The two companies will target growing demand in the Japanese market for large-scale stationary battery energy storage systems (BESS), as well as developing a joint offering on battery recycling.
Renewable energy solutions company Edison Power will “introduce Gotion’s batteries into the Japanese market,” according to a press release, with an initial 1GWh planned sales target over the first year of cooperation, set to rise to 2GWh in the second year and expected to continue growing from there.
This comes following changes of Japanese energy market regulations in mid-2022 via the country’s Electricity Business Act, which now allows large-scale BESS assets to be categorised within the electricity generation business and apply for grid connection points.

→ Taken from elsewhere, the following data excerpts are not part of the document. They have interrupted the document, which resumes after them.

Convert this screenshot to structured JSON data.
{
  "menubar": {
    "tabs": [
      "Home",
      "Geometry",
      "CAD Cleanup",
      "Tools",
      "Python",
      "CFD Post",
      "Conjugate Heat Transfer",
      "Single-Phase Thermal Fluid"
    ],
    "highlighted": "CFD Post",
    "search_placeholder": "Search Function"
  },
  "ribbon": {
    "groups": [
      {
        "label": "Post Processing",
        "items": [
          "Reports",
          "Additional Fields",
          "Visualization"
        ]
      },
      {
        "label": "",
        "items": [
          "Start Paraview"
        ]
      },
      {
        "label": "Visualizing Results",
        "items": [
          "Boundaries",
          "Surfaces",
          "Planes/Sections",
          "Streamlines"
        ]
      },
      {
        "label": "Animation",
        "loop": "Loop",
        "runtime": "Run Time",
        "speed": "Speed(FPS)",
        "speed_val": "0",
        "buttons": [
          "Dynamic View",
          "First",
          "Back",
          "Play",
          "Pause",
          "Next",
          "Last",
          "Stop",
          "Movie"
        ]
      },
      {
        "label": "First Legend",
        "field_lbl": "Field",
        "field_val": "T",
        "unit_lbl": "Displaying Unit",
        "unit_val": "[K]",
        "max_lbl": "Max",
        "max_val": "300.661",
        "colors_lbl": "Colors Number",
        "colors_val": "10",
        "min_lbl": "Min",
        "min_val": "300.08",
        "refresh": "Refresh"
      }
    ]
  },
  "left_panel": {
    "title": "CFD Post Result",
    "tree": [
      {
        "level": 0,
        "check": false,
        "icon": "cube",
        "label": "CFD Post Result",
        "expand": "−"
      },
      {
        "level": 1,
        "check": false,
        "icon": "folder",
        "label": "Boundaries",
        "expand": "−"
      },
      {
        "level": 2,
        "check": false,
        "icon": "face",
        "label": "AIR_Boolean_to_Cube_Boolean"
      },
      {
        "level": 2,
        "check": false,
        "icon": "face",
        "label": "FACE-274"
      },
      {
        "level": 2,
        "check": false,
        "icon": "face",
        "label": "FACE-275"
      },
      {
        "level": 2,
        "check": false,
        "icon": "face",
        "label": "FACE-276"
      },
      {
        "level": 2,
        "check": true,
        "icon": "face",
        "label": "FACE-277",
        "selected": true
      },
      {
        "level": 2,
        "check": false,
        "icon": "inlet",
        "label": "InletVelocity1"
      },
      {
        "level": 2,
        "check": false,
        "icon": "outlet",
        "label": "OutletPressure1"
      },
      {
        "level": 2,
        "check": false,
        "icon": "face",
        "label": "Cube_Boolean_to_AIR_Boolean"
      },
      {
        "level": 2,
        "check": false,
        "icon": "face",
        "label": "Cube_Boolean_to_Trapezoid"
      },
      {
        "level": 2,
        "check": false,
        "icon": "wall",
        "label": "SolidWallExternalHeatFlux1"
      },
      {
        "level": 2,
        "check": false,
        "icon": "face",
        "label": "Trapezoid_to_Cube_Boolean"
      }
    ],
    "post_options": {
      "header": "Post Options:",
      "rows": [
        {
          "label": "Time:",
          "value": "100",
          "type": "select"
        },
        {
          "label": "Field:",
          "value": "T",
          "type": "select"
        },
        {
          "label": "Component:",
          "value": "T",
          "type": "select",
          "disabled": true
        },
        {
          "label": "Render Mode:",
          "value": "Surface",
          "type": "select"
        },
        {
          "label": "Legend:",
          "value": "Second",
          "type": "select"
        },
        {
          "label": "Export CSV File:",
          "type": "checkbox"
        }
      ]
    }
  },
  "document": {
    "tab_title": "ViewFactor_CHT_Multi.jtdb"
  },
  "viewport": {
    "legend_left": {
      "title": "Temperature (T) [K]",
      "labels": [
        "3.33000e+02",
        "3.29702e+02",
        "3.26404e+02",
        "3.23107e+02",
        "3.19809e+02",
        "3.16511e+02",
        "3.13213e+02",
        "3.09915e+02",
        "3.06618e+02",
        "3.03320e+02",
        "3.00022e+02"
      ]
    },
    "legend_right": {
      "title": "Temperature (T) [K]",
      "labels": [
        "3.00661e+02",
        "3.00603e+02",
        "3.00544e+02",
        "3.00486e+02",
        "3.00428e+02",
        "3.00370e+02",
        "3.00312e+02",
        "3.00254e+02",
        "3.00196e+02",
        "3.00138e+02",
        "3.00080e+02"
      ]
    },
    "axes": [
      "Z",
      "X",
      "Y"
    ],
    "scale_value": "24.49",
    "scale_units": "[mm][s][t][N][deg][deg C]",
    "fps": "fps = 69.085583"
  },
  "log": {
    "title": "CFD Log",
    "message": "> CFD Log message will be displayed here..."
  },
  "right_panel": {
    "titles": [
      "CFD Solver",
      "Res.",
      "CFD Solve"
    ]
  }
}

While that has brought numerous entrants into the Japanese industry including private investors, according to various sources it is expected to take a year or two to stimulate market demand – the latter a stated aim of the government as it targets a national ‘Green Transformation’ (dubbed ‘GX’) and increase its share of renewable energy on the country’s grid network.

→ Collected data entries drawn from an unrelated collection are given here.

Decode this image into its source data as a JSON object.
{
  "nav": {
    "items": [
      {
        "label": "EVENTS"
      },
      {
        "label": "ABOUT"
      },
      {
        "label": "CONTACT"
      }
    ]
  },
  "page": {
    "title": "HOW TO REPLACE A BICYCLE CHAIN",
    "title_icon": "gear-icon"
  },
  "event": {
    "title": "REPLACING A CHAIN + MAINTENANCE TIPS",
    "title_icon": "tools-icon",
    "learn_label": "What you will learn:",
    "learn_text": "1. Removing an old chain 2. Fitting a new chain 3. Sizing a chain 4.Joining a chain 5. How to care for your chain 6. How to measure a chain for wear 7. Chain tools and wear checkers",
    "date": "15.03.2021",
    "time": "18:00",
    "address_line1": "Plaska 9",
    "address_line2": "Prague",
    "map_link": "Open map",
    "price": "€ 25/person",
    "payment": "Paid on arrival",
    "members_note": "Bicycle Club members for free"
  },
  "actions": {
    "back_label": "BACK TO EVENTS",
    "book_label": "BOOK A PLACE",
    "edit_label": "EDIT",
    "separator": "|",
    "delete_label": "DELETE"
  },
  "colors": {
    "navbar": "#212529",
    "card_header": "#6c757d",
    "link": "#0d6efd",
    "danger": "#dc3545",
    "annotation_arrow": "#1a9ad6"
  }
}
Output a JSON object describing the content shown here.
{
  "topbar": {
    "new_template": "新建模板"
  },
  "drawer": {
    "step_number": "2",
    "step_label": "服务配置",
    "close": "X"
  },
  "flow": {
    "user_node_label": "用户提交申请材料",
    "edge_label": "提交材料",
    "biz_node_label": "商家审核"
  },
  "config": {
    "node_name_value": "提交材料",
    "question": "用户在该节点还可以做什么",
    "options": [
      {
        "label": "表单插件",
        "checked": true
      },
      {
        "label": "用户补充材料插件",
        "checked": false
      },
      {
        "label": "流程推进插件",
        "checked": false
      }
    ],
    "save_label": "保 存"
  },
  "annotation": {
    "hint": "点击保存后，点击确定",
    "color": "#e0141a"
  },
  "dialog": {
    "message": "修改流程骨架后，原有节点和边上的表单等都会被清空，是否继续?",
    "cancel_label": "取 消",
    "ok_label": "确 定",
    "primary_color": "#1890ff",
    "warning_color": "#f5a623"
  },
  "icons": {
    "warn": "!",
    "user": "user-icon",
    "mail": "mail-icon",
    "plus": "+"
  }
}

Japan wants more than half of its electricity to come from low carbon sources by the 2030 financial year, with 20% to 22% to come from nuclear, and between 36-38% from renewables.

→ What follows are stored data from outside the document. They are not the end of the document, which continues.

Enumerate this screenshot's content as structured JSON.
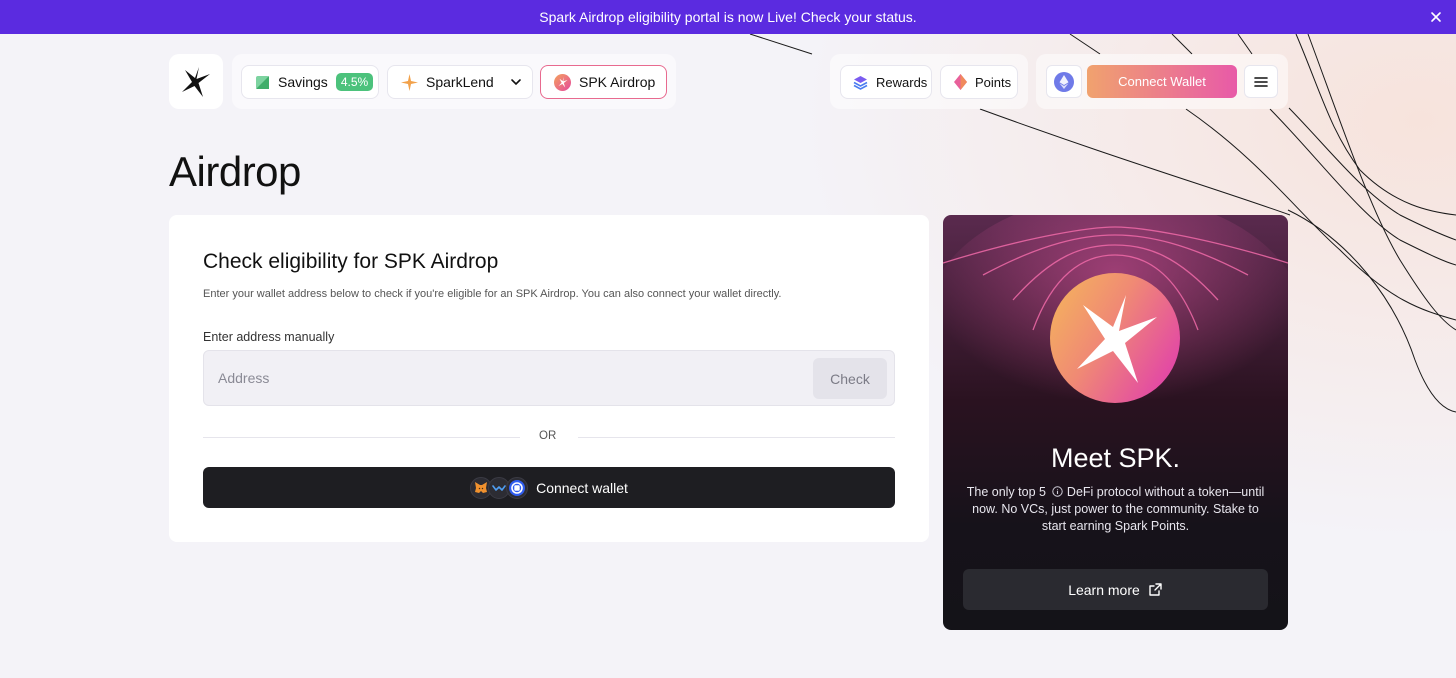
{
  "banner": {
    "text": "Spark Airdrop eligibility portal is now Live! Check your status."
  },
  "nav": {
    "savings": {
      "label": "Savings",
      "rate": "4.5%"
    },
    "sparklend": {
      "label": "SparkLend"
    },
    "airdrop": {
      "label": "SPK Airdrop"
    },
    "rewards": {
      "label": "Rewards"
    },
    "points": {
      "label": "Points"
    },
    "connect": {
      "label": "Connect Wallet"
    }
  },
  "page": {
    "title": "Airdrop"
  },
  "eligibility": {
    "title": "Check eligibility for SPK Airdrop",
    "subtitle": "Enter your wallet address below to check if you're eligible for an SPK Airdrop. You can also connect your wallet directly.",
    "address_label": "Enter address manually",
    "address_placeholder": "Address",
    "check_label": "Check",
    "or_text": "OR",
    "connect_label": "Connect wallet"
  },
  "promo": {
    "title": "Meet SPK.",
    "text_before": "The only top 5",
    "text_after": " DeFi protocol without a token—until now. No VCs, just power to the community. Stake to start earning Spark Points.",
    "learn_label": "Learn more"
  },
  "colors": {
    "banner": "#5b2be0",
    "accent_gradient_start": "#f0a26e",
    "accent_gradient_end": "#e85aa8",
    "badge": "#4cc27c"
  },
  "icons": [
    "close-icon",
    "spark-logo-icon",
    "savings-icon",
    "sparklend-icon",
    "chevron-down-icon",
    "spk-icon",
    "rewards-icon",
    "points-icon",
    "ethereum-icon",
    "menu-icon",
    "metamask-icon",
    "walletconnect-icon",
    "coinbase-icon",
    "info-icon",
    "external-link-icon"
  ]
}
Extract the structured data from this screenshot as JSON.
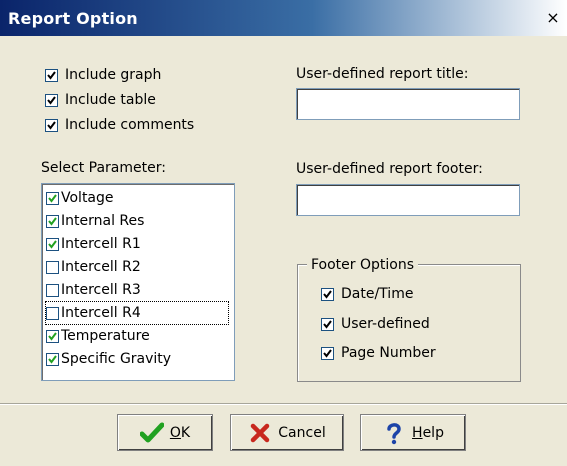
{
  "window": {
    "title": "Report Option",
    "close_label": "×"
  },
  "include": {
    "graph": {
      "label": "Include graph",
      "checked": true
    },
    "table": {
      "label": "Include table",
      "checked": true
    },
    "comments": {
      "label": "Include comments",
      "checked": true
    }
  },
  "report_title": {
    "label": "User-defined report title:",
    "value": ""
  },
  "report_footer": {
    "label": "User-defined report footer:",
    "value": ""
  },
  "parameters": {
    "label": "Select Parameter:",
    "items": [
      {
        "label": "Voltage",
        "checked": true
      },
      {
        "label": "Internal Res",
        "checked": true
      },
      {
        "label": "Intercell R1",
        "checked": true
      },
      {
        "label": "Intercell R2",
        "checked": false
      },
      {
        "label": "Intercell R3",
        "checked": false
      },
      {
        "label": "Intercell R4",
        "checked": false,
        "focused": true
      },
      {
        "label": "Temperature",
        "checked": true
      },
      {
        "label": "Specific Gravity",
        "checked": true
      }
    ]
  },
  "footer_options": {
    "legend": "Footer Options",
    "date_time": {
      "label": "Date/Time",
      "checked": true
    },
    "user_defined": {
      "label": "User-defined",
      "checked": true
    },
    "page_number": {
      "label": "Page Number",
      "checked": true
    }
  },
  "buttons": {
    "ok": {
      "mnemonic": "O",
      "rest": "K",
      "icon": "green-check-icon"
    },
    "cancel": {
      "label": "Cancel",
      "icon": "red-x-icon"
    },
    "help": {
      "mnemonic": "H",
      "rest": "elp",
      "icon": "question-mark-icon"
    }
  },
  "colors": {
    "title_bar": "#0a246a",
    "check_green": "#21a121",
    "cancel_red": "#c8281e",
    "help_blue": "#1d44a8"
  }
}
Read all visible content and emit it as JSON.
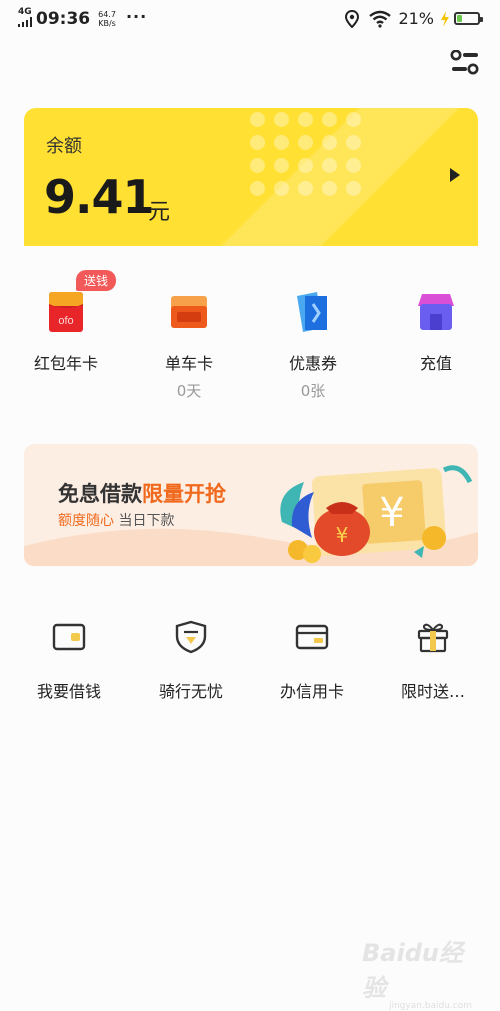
{
  "status_bar": {
    "network": "4G",
    "time": "09:36",
    "speed_value": "64.7",
    "speed_unit": "KB/s",
    "more": "···",
    "battery_percent": "21%",
    "battery_level": 0.21
  },
  "balance": {
    "label": "余额",
    "amount": "9.41",
    "unit": "元"
  },
  "quick_actions": [
    {
      "label": "红包年卡",
      "badge": "送钱",
      "icon": "red-envelope-icon",
      "sub": ""
    },
    {
      "label": "单车卡",
      "sub": "0天",
      "icon": "bike-card-icon"
    },
    {
      "label": "优惠券",
      "sub": "0张",
      "icon": "coupon-icon"
    },
    {
      "label": "充值",
      "sub": "",
      "icon": "store-icon"
    }
  ],
  "banner": {
    "title_prefix": "免息借款",
    "title_highlight": "限量开抢",
    "sub_highlight": "额度随心",
    "sub_rest": " 当日下款"
  },
  "services": [
    {
      "label": "我要借钱",
      "icon": "wallet-icon"
    },
    {
      "label": "骑行无忧",
      "icon": "shield-icon"
    },
    {
      "label": "办信用卡",
      "icon": "credit-card-icon"
    },
    {
      "label": "限时送…",
      "icon": "gift-icon"
    }
  ],
  "watermark": {
    "brand": "Baidu经验",
    "url": "jingyan.baidu.com"
  },
  "colors": {
    "accent_yellow": "#ffe033",
    "highlight_orange": "#f06a1e",
    "badge_red": "#f25a5a"
  }
}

Headquartered in Heifei, Anhui Province, Gotion is relatively new among the Tier 1 lithium battery makers in China being founded in 2006, but in 2015 became the first among them to go publicly listed.
It manufactures batteries for a range of applications that includes electric vehicles (EVs), stationary battery energy storage systems (BESS) and electric power transmission and distribution (T&D) equipment. That includes holding patents for battery cell materials and cell structural designs as well as battery management system (BMS), testing and evaluation, recycling technologies and more.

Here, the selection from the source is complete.